Hibbertia truncata, commonly known as Port Campbell guinea-flower, is a species of flowering plant in the family Dilleniaceae and is endemic to Victoria in Australia. It is a prostrate to low-lying shrub with hairy foliage, broadly egg-shaped leaves with the narrower end towards the base, and yellow flowers with ten to twelve stamens joined in a single cluster on one side of two hairy carpels.

==Description==
Hibbertia truncata is a prostrate to low-lying shrub that typically grows to a height of up to 40 cm and has hairy foliage. Its leaves are broadly egg-shaped with the narrower end towards the base, mostly 3.5–16 mm long and 2–12 mm wide on a petiole 0.4–1.2 mm long. The flowers are mostly arranged singly on the end of side branches on a peduncle 3–16 mm long with a linear bract 1.3–1.5 mm long at the base. The five sepal are 3.6–5.5 mm long and joined at the base. The petals are yellow, egg-shaped with the narrower end towards the base, 6.0–10.6 mm long with ten to twelve stamens fused at the base on one side of two carpels, each carpel with five or six ovules.
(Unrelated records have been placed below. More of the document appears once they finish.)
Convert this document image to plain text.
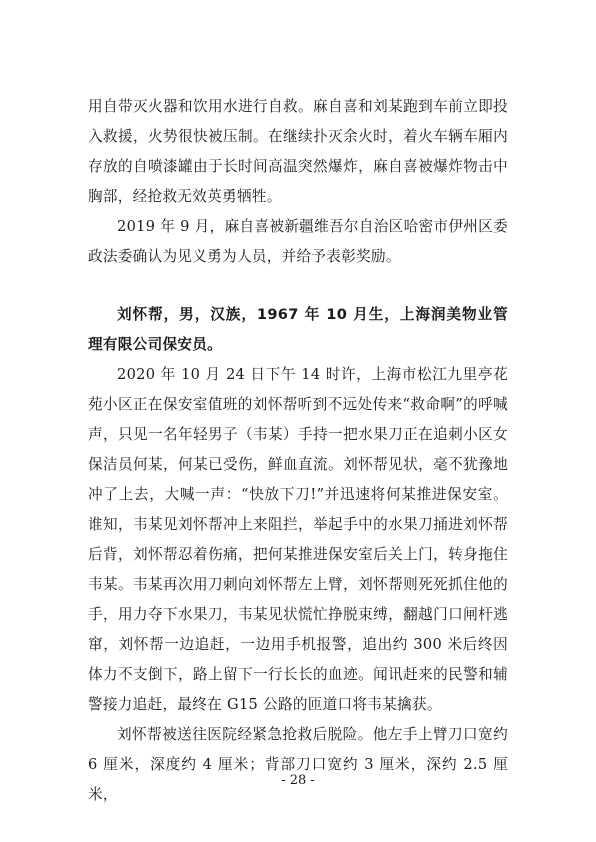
用自带灭火器和饮用水进行自救。麻自喜和刘某跑到车前立即投入救援，火势很快被压制。在继续扑灭余火时，着火车辆车厢内存放的自喷漆罐由于长时间高温突然爆炸，麻自喜被爆炸物击中胸部，经抢救无效英勇牺牲。

2019 年 9 月，麻自喜被新疆维吾尔自治区哈密市伊州区委政法委确认为见义勇为人员，并给予表彰奖励。

刘怀帮，男，汉族，1967 年 10 月生，上海润美物业管理有限公司保安员。

2020 年 10 月 24 日下午 14 时许，上海市松江九里亭花苑小区正在保安室值班的刘怀帮听到不远处传来“救命啊”的呼喊声，只见一名年轻男子（韦某）手持一把水果刀正在追刺小区女保洁员何某，何某已受伤，鲜血直流。刘怀帮见状，毫不犹豫地冲了上去，大喊一声：“快放下刀!”并迅速将何某推进保安室。谁知，韦某见刘怀帮冲上来阻拦，举起手中的水果刀捅进刘怀帮后背，刘怀帮忍着伤痛，把何某推进保安室后关上门，转身拖住韦某。韦某再次用刀刺向刘怀帮左上臂，刘怀帮则死死抓住他的手，用力夺下水果刀，韦某见状慌忙挣脱束缚，翻越门口闸杆逃窜，刘怀帮一边追赶，一边用手机报警，追出约 300 米后终因体力不支倒下，路上留下一行长长的血迹。闻讯赶来的民警和辅警接力追赶，最终在 G15 公路的匝道口将韦某擒获。

刘怀帮被送往医院经紧急抢救后脱险。他左手上臂刀口宽约 6 厘米，深度约 4 厘米；背部刀口宽约 3 厘米，深约 2.5 厘米，

- 28 -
Flowering occurs from September to November.

==Taxonomy==
Hibbertia truncata was first formally described in 1998 by Hellmut R. Toelken in the Journal of the Adelaide Botanic Gardens. The specific epithet (truncata) means "truncated" and refers to the leaf tips.

==Distribution and habitat==
This hibbertia usually grows in coastal heath on limestone in a few places between Peterborough and Port Campbell in Victoria, and is locally common.